Can a Family Business Pay a Kid as an Independent Contractor Instead of an Employee?
A family business owner posts online: their teenager helps out after school and on weekends, and someone suggested it would be simpler to just pay the kid as a contractor rather than put them on payroll. It sounds like it would save a step. Whether it actually holds up depends on more than what the business owner decides to call it.
At a glance
The label a family business puts on a working child’s pay does not determine their classification for tax purposes — the actual working relationship does. If the business controls when, where, and how the work gets done, and supplies the tools or workspace, that generally points to employee status regardless of what the paperwork says. Misclassifying a child as a contractor can create tax and reporting problems for both the business and the child later.
What actually separates a contractor from an employee
Tax authorities generally look at the same handful of questions regardless of who is doing the work or how old they are:
- Who controls the how, when, and where. A contractor typically sets their own hours and methods; an employee follows the business’s schedule and instructions.
- Who provides the tools and equipment. Using the business’s register, tools, or vehicle leans toward employee status.
- Whether the work is a core part of the business. Someone doing the same tasks as regular staff, on an ongoing basis, looks more like an employee than a one-off vendor.
- Whether there’s an expectation of continuing work. Contractors are usually engaged for a defined project, not an open-ended, recurring role.
A teenager restocking shelves, answering phones, or helping at the counter on a regular schedule rarely fits the contractor description, even in a family-owned business.
Why the distinction matters for taxes
Employees have income tax, and typically Social Security and Medicare tax, withheld from each paycheck, with the employer matching a share of those payroll taxes. Whether Social Security and Medicare taxes get withheld from a minor’s paycheck actually depends on the business structure — some family-owned sole proprietorships or partnerships between parents get an exception for a child under a certain age, an exception that doesn’t apply to corporations.
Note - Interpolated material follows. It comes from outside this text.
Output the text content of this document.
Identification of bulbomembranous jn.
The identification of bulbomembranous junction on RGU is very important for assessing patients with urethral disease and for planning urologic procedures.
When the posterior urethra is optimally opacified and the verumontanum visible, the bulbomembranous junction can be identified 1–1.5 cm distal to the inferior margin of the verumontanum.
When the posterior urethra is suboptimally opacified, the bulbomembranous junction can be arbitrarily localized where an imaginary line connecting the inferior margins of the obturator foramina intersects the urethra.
A contractor, by contrast, receives gross pay with nothing withheld and is responsible for reporting that income and paying self-employment tax on it themselves, generally once earnings cross a certain threshold. For a minor, this can mean an unexpected tax bill and a filing requirement they weren’t prepared for, since nobody withheld anything along the way.
State filing requirements can add another layer
Independent of the federal classification, a teen’s first job can also trigger a state income tax filing requirement depending on where the family lives and how much the teen earned. Misclassification as a contractor doesn’t just affect federal withholding — it can also affect what gets reported to the state and whether estimated payments should have been made throughout the year.
What documentation matters either way
Whichever classification applies, keeping records supports both sides. A written description of the work performed, hours logged, and payments made helps establish that wages were reasonable for the work actually done, which matters if the arrangement is ever reviewed. Knowing how long tax records generally need to be kept is useful here too, since these records may need to be produced well after the tax year in question has closed.
Where this leaves you
Calling a working child a contractor doesn’t make it so for tax purposes — the actual nature of the work determines the classification, and getting it wrong can create liabilities for both the business and the child. Business owners weighing this arrangement are generally better served by evaluating the working relationship honestly and consulting a tax professional familiar with family business rules, rather than defaulting to whichever label seems administratively easier.